Reduce technical debt
Thoughts on reducing technical debt
In some ways, technical debt is like financial debt.
When you carry too much, it can be overwhelming and prevents you from accomplishing much else. In an ideal world, the best way to handle financial or technical debt is to minimize or avoid it altogether. A more pragmatic approach is to have some strategies in your toolkit:
Have an emergency fund
Build contingency resources (time, people, funding) into every product or project.
You can debate the amount (e.g., 10%, 30%, or TBD), but having some cushion is not negotiable.
Keep track
Keep an updated inventory of technologies, frameworks, and dependencies. Include your release versions, current release versions, published update schedules, and other relevant information.
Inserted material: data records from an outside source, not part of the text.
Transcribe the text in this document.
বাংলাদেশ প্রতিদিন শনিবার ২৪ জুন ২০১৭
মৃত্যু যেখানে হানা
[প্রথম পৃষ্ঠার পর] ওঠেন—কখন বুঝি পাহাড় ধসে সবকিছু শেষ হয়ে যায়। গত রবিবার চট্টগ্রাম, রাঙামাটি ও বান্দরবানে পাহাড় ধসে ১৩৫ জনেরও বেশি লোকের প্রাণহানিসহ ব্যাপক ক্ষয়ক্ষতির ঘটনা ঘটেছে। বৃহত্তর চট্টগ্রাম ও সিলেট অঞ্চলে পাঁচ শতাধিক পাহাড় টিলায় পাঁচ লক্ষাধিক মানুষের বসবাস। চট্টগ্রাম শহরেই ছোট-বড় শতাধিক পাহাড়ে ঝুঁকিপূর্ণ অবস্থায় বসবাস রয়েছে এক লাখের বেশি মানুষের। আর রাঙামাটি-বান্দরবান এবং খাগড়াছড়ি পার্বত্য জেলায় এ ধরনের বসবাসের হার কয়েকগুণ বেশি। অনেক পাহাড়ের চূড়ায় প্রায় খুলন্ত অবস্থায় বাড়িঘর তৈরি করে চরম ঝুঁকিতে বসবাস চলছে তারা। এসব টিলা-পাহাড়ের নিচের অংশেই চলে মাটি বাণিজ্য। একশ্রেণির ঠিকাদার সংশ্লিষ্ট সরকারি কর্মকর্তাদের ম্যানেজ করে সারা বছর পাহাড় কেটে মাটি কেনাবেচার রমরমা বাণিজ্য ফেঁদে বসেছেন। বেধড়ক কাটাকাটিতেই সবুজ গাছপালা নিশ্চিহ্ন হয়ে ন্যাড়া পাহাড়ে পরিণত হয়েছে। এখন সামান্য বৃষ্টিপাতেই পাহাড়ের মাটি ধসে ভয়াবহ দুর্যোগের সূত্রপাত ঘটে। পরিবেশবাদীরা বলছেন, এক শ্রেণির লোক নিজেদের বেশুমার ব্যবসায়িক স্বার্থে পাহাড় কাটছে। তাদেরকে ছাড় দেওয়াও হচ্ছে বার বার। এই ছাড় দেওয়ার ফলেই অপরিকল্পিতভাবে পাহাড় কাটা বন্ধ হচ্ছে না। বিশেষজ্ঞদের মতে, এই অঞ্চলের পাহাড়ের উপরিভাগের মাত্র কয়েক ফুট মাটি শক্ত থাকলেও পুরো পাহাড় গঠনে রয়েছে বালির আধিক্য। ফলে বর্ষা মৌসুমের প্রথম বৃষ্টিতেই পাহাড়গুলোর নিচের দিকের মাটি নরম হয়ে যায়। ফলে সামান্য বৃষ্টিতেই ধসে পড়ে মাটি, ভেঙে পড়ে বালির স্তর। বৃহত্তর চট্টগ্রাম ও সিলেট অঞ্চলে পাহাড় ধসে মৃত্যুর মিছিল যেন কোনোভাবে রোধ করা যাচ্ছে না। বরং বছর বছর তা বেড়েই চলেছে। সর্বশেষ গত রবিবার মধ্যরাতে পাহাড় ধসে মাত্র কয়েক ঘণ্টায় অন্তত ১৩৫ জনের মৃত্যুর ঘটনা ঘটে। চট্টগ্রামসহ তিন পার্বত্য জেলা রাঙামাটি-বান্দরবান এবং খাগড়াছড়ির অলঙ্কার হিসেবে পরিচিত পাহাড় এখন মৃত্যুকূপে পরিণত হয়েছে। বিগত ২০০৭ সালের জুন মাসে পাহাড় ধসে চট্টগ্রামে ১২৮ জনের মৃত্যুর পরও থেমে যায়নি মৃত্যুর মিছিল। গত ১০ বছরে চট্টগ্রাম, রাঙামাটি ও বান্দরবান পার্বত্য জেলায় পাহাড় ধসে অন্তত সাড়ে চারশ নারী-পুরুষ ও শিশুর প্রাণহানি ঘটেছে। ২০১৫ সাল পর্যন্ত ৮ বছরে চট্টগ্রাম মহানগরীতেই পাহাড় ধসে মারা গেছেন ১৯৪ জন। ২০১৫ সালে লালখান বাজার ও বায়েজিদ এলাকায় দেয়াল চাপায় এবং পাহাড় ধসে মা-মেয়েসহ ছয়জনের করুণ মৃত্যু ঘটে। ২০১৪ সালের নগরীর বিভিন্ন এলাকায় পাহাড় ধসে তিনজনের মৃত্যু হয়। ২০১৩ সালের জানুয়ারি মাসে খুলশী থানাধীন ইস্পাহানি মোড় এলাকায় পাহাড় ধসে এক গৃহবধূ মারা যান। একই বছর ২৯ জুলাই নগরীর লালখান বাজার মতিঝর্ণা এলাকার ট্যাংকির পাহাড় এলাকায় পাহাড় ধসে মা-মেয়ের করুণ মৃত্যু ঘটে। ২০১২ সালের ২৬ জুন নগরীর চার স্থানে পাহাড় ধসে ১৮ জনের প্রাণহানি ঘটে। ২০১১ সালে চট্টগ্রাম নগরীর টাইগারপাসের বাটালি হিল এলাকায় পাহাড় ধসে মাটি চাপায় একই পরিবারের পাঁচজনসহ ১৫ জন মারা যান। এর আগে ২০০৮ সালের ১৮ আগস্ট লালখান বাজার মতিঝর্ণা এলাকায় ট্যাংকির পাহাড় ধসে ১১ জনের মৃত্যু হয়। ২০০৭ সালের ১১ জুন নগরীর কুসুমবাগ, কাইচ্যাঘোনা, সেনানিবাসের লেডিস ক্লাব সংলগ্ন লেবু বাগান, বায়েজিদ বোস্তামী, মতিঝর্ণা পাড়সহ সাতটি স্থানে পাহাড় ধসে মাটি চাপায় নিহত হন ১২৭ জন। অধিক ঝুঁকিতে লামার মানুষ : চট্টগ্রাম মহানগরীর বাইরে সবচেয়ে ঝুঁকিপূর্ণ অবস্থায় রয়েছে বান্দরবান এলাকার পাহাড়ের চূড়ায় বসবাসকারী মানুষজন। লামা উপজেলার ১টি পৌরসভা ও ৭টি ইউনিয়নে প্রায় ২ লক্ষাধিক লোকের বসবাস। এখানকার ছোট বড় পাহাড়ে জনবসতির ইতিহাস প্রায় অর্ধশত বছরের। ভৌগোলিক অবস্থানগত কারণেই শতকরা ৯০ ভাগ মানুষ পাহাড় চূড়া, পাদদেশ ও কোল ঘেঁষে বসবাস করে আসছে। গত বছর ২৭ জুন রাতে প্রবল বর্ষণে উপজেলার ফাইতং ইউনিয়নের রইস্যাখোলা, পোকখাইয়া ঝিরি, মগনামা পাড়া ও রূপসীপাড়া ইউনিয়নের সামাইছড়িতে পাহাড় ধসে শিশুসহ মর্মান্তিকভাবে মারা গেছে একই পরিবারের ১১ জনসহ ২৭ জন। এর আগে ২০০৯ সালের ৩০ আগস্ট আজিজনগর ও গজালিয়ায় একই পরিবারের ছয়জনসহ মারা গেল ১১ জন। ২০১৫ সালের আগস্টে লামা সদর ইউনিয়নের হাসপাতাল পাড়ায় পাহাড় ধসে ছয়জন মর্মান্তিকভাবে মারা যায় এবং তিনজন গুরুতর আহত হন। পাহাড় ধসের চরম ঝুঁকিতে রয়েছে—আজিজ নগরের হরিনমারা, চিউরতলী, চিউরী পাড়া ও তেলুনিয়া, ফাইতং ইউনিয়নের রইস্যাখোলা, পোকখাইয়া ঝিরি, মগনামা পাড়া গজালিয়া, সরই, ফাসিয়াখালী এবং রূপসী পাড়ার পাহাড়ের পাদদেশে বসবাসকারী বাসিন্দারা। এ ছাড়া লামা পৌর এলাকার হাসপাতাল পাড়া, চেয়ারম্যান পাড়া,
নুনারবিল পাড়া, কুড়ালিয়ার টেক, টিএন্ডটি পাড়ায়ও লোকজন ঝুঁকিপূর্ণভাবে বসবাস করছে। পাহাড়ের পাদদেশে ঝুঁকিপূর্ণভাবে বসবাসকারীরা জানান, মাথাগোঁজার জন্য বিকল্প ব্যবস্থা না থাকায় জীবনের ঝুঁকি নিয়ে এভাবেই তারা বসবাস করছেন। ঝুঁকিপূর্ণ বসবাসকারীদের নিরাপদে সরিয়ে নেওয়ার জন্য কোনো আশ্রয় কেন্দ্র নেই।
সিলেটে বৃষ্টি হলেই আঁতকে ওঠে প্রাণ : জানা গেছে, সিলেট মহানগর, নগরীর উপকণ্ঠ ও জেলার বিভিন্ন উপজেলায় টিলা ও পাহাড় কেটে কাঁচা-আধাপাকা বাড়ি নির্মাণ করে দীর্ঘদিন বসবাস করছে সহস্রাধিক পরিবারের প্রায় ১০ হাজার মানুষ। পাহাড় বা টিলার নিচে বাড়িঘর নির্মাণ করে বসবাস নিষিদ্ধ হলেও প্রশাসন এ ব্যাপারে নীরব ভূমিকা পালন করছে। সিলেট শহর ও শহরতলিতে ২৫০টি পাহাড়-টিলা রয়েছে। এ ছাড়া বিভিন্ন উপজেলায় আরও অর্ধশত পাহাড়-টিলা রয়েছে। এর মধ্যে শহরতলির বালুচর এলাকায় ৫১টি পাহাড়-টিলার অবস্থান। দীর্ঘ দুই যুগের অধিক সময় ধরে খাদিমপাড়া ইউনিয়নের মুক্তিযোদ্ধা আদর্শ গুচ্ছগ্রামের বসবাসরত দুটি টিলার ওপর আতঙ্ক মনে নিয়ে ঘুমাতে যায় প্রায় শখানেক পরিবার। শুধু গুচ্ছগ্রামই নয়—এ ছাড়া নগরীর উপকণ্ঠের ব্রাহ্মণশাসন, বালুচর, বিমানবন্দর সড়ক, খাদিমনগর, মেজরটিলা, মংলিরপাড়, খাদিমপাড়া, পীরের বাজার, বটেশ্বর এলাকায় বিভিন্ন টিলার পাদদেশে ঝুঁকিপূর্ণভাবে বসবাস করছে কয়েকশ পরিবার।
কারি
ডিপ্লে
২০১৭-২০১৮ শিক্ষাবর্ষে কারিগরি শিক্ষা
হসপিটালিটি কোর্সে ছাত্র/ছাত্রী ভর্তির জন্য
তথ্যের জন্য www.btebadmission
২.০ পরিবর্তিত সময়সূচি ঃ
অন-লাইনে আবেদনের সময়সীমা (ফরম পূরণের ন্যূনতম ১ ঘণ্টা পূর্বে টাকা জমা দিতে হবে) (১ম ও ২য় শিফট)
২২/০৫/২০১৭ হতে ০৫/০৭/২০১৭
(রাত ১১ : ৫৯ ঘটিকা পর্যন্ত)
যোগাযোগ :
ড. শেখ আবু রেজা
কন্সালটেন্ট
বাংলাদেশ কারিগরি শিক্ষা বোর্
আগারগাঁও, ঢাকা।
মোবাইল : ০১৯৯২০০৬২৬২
Document your upgrade policy and goals.
Automate upgrades where possible.
Stay on top of your debt by using reminders, e.g., put release, decommission and end-of-support dates in your organizational calendar.
Schedule upgrades well before end of life.
Review the inventory with your teams and leadership regularly.
Communicate, communicate, communicate. No surprises.
Pay more than the minimum, pay ahead
Get ahead of upcoming changes by researching; reading release notes, and attending demos and training.
Make time to experiment and evaluate new releases, technologies, and products as soon as they are available so you can make an informed decision about whether and when to upgrade.
Understand the impact of changes. Major changes likely require a project. Get project conversations going early.
Consider and agree upon payoff methods
E.g., avalanche vs snowball
Avalanche: Tackle the most expensive debt first. Everything else is on hold until it’s done. Then, focus on the next highest impact. This method saves on overall costs, but it can be discouraging, and unrealistic or difficult to stick to the plan.
Snowball: Pay off the smallest debt first, as quickly as possible. Then, roll that effort toward the next smallest, working up to the largest. This method builds momentum, but adding or building resources as you move on to larger efforts may be challenging.
Every effort, team, and situation is different. You may use a combination of both approaches or another method entirely.